There’d been a mistake. The opera house had provided the wrong instrument. This one had this harsh, tinny upper register, because all the felt had worn away. The black notes were sticking, the white notes were out of tune, the pedals didn’t work and the piano itself was just too small. It wouldn’t create the volume that would fill a large space such as the Cologne Opera House.
So Keith Jarrett left. He went and sat outside in his car, leaving Vera Brandes to get on the phone to try to find a replacement piano. Now she got a piano tuner, but she couldn’t get a new piano. And so she went outside and she stood there in the rain, talking to Keith Jarrett, begging him not to cancel the concert. And he looked out of his car at this bedraggled, rain-drenched German teenager, took pity on her, and said, “Never forget … only for you.”
And so a few hours later, Jarrett did indeed step out onto the stage of the opera house, he sat down at the unplayable piano and began.
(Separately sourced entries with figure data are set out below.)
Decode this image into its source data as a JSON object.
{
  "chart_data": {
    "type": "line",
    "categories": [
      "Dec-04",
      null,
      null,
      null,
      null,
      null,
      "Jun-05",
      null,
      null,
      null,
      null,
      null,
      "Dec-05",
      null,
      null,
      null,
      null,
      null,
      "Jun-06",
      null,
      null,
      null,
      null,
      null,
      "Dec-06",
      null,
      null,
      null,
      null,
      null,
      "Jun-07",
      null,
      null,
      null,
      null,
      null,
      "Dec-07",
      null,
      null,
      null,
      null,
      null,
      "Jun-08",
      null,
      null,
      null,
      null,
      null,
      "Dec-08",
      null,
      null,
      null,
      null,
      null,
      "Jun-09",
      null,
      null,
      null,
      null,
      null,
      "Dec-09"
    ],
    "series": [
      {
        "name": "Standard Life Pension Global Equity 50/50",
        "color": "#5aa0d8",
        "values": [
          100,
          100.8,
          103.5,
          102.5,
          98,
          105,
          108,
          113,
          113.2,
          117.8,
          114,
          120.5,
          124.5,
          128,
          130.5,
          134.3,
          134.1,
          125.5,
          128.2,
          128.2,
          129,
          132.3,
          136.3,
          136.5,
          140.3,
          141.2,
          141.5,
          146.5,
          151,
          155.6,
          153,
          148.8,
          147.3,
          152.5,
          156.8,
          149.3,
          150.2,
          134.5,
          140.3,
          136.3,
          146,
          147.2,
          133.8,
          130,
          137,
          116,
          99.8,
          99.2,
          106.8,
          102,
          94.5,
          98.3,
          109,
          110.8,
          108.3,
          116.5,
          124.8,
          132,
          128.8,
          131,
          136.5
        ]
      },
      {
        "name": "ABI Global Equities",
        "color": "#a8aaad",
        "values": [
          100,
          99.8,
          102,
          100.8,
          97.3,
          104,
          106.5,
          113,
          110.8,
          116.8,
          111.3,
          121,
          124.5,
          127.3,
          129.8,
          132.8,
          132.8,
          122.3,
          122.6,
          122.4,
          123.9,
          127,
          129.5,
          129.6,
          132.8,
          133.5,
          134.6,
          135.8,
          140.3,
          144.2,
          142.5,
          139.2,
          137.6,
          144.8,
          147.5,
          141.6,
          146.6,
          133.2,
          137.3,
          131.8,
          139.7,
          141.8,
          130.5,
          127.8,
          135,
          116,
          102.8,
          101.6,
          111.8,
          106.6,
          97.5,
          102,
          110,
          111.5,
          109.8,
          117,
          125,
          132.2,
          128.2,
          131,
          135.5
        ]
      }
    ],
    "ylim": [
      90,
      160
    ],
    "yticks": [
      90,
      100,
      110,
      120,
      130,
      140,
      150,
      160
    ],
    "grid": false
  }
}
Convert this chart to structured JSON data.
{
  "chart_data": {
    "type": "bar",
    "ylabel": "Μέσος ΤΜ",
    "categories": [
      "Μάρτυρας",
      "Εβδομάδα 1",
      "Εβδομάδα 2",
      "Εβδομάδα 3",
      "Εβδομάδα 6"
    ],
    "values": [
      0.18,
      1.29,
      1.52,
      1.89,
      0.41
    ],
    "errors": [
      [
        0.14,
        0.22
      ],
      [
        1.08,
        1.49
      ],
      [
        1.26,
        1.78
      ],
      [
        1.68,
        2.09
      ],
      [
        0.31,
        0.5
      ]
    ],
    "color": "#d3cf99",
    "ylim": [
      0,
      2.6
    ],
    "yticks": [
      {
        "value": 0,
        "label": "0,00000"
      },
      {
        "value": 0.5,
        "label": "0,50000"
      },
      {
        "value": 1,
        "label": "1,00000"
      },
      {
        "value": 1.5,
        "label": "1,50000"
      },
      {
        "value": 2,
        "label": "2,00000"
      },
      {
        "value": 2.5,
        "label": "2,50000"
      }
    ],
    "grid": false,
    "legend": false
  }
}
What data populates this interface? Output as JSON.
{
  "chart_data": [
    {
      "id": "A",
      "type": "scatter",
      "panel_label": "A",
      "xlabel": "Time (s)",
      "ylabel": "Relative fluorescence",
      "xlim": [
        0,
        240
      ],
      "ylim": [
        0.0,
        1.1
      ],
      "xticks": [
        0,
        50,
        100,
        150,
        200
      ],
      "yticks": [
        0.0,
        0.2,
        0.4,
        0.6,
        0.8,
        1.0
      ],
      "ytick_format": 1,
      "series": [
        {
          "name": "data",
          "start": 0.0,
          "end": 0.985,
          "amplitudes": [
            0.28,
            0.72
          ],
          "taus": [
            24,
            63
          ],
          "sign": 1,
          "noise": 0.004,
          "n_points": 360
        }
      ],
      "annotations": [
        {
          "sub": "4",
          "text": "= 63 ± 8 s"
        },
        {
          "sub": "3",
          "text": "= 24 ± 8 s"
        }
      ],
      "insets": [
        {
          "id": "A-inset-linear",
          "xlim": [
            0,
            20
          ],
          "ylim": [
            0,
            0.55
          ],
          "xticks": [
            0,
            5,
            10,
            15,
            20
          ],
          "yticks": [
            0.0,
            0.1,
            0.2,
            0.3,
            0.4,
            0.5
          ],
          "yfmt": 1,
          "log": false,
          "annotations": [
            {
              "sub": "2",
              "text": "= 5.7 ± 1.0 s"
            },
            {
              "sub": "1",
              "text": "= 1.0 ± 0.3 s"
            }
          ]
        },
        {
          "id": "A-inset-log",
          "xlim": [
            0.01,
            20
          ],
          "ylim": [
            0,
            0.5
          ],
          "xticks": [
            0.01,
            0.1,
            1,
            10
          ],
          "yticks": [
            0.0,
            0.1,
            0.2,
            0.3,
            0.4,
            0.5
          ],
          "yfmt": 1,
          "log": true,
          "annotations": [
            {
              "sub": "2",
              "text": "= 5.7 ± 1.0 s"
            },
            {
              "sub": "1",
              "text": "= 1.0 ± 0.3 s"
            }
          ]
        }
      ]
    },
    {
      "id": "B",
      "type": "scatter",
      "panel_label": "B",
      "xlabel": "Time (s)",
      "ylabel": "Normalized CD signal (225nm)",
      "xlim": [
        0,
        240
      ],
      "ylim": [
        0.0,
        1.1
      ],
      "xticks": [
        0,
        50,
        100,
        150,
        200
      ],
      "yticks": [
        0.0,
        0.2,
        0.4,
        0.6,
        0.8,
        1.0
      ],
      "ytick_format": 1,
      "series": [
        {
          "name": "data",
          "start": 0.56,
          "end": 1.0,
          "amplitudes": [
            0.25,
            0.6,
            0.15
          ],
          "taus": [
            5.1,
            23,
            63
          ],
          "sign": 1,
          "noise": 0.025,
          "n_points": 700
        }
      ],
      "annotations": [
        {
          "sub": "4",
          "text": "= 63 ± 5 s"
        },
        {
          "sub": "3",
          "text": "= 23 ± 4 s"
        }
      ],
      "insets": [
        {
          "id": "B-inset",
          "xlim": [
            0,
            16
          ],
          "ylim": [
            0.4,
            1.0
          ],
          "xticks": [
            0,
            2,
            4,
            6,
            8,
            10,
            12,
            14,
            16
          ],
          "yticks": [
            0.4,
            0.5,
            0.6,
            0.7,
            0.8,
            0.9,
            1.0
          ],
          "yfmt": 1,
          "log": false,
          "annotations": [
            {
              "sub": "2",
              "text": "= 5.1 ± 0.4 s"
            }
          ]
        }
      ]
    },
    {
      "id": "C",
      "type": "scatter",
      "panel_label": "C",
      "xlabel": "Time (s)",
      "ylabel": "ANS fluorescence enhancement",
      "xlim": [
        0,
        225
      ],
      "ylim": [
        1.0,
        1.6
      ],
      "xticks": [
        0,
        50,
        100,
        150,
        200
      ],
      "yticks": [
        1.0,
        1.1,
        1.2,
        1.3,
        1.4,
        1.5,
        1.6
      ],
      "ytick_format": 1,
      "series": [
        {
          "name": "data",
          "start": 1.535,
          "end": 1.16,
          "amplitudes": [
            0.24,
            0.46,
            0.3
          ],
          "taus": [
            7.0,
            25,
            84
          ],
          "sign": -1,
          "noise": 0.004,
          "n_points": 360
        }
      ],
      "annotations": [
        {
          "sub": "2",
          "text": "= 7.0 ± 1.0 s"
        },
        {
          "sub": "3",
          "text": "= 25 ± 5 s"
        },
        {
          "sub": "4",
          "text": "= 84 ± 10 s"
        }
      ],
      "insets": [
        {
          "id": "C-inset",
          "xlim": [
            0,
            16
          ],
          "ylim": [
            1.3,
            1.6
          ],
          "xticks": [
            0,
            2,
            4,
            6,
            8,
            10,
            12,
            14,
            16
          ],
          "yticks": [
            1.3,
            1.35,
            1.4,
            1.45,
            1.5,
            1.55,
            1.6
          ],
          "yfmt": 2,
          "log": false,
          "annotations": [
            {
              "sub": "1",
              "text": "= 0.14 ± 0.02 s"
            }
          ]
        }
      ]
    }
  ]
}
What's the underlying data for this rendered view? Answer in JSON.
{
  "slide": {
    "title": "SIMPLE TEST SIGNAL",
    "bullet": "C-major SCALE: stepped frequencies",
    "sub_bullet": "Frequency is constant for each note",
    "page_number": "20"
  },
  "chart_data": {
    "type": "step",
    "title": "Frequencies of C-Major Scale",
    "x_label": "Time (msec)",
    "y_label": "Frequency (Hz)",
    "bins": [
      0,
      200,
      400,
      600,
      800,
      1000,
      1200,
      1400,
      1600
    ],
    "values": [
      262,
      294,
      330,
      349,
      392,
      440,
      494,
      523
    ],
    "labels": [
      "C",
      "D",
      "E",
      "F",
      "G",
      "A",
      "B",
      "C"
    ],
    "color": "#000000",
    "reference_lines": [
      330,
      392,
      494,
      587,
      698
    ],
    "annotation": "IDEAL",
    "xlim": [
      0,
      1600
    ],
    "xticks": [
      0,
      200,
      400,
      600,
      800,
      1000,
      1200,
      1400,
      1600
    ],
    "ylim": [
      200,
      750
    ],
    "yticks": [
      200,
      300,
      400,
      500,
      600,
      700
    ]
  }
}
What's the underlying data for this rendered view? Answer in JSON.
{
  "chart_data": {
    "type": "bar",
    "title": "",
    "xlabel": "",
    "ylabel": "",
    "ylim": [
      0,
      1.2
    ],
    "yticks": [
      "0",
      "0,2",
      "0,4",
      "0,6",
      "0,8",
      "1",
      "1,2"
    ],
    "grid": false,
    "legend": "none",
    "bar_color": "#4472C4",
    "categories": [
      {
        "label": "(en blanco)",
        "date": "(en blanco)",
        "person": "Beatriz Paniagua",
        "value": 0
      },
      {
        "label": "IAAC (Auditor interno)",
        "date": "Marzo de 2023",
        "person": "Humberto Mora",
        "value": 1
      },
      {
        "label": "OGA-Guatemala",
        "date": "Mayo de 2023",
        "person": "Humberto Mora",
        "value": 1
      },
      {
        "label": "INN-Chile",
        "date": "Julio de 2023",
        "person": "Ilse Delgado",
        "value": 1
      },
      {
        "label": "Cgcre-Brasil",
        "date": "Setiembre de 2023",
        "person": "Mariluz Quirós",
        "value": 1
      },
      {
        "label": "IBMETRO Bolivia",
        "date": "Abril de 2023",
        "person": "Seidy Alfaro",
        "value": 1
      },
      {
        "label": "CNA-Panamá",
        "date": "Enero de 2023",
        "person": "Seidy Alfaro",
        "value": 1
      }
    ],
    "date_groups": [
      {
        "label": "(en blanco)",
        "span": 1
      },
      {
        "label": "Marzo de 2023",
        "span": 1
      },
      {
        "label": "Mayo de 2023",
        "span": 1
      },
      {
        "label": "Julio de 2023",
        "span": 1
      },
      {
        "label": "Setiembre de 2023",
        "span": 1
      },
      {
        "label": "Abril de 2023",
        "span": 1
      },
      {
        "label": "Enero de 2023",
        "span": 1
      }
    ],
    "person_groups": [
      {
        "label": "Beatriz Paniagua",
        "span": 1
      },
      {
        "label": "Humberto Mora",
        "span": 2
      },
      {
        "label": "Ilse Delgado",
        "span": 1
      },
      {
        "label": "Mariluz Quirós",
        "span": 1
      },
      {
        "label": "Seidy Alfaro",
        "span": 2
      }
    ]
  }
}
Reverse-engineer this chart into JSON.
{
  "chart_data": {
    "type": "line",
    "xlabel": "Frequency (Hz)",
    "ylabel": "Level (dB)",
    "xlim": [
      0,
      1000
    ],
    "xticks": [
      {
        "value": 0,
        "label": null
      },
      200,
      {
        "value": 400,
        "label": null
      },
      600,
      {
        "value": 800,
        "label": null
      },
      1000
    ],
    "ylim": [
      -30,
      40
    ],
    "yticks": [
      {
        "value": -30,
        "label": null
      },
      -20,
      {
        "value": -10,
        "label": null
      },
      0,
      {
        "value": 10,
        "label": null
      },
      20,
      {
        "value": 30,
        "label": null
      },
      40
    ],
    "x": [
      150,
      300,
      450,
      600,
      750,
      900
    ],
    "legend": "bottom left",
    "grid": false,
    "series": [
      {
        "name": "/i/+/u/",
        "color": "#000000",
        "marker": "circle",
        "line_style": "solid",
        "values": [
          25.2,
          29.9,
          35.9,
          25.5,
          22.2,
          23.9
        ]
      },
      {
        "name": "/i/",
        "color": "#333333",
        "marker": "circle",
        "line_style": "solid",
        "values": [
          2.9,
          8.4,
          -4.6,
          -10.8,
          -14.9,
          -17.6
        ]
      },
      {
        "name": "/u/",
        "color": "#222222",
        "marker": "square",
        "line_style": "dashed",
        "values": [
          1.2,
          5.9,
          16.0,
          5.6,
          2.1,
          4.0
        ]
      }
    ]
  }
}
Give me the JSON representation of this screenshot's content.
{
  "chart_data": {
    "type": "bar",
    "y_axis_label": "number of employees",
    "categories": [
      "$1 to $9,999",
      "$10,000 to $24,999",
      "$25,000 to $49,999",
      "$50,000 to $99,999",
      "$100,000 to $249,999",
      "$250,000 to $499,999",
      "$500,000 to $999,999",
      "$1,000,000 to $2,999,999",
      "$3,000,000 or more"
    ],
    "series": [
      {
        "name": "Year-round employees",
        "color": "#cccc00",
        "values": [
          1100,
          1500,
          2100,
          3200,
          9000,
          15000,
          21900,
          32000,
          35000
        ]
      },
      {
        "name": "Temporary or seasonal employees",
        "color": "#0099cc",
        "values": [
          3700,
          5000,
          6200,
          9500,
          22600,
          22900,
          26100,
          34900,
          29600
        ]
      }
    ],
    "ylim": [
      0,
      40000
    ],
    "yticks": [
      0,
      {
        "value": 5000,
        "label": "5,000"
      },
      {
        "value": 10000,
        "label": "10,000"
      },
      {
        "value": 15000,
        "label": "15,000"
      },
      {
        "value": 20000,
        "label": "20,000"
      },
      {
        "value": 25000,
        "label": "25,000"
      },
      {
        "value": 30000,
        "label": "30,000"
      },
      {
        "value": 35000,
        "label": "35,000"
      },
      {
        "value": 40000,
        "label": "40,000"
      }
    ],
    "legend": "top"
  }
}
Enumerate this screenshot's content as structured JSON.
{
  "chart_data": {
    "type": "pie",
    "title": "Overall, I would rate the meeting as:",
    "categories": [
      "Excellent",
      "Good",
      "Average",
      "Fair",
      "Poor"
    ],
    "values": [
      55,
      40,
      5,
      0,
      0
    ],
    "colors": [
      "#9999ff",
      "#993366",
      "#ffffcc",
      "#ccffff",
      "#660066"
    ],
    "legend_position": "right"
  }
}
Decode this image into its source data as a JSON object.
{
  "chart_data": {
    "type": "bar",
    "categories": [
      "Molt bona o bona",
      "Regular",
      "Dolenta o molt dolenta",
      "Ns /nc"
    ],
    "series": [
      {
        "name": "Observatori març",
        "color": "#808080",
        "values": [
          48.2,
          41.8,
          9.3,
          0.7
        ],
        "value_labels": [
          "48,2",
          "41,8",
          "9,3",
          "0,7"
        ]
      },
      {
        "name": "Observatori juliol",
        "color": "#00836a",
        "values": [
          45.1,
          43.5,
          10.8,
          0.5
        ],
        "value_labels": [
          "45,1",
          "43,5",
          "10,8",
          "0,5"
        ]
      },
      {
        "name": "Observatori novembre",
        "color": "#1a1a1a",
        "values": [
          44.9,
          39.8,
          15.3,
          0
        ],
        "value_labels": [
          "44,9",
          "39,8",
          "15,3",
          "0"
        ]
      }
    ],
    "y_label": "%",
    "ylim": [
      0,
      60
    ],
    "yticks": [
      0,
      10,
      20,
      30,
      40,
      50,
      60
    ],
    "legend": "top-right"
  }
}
Within moments it became clear that something magical was happening. Jarrett was avoiding those upper registers, he was sticking to the middle tones of the keyboard, which gave the piece a soothing, ambient quality. But also, because the piano was so quiet, he had to set up these rumbling, repetitive riffs in the bass. And he stood up twisting, pounding down on the keys, desperately trying to create enough volume to reach the people in the back row.
It’s an electrifying performance. It somehow has this peaceful quality, and at the same time it’s full of energy, it’s dynamic. And the audience loved it. Audiences continue to love it because the recording of the Köln Concert is the best-selling piano album in history and the best-selling solo jazz album in history.
Keith Jarrett had been handed a mess. He had embraced that mess, and it soared.
Life is messy. The times we live in, are messy. We are handed so many frustrations. So many blocks, so many setbacks.
But may we remember that when we are intentional. When we allow love to inspire us, when we allow our history and our values to guide us, when we are willing to step into the unknown and risk being just a little clumsy there, not even our inner critic can stop us.
And we may just find the results that we co-create are more interesting, more promising bolder, wilder, and more energetic than we had ever imagined.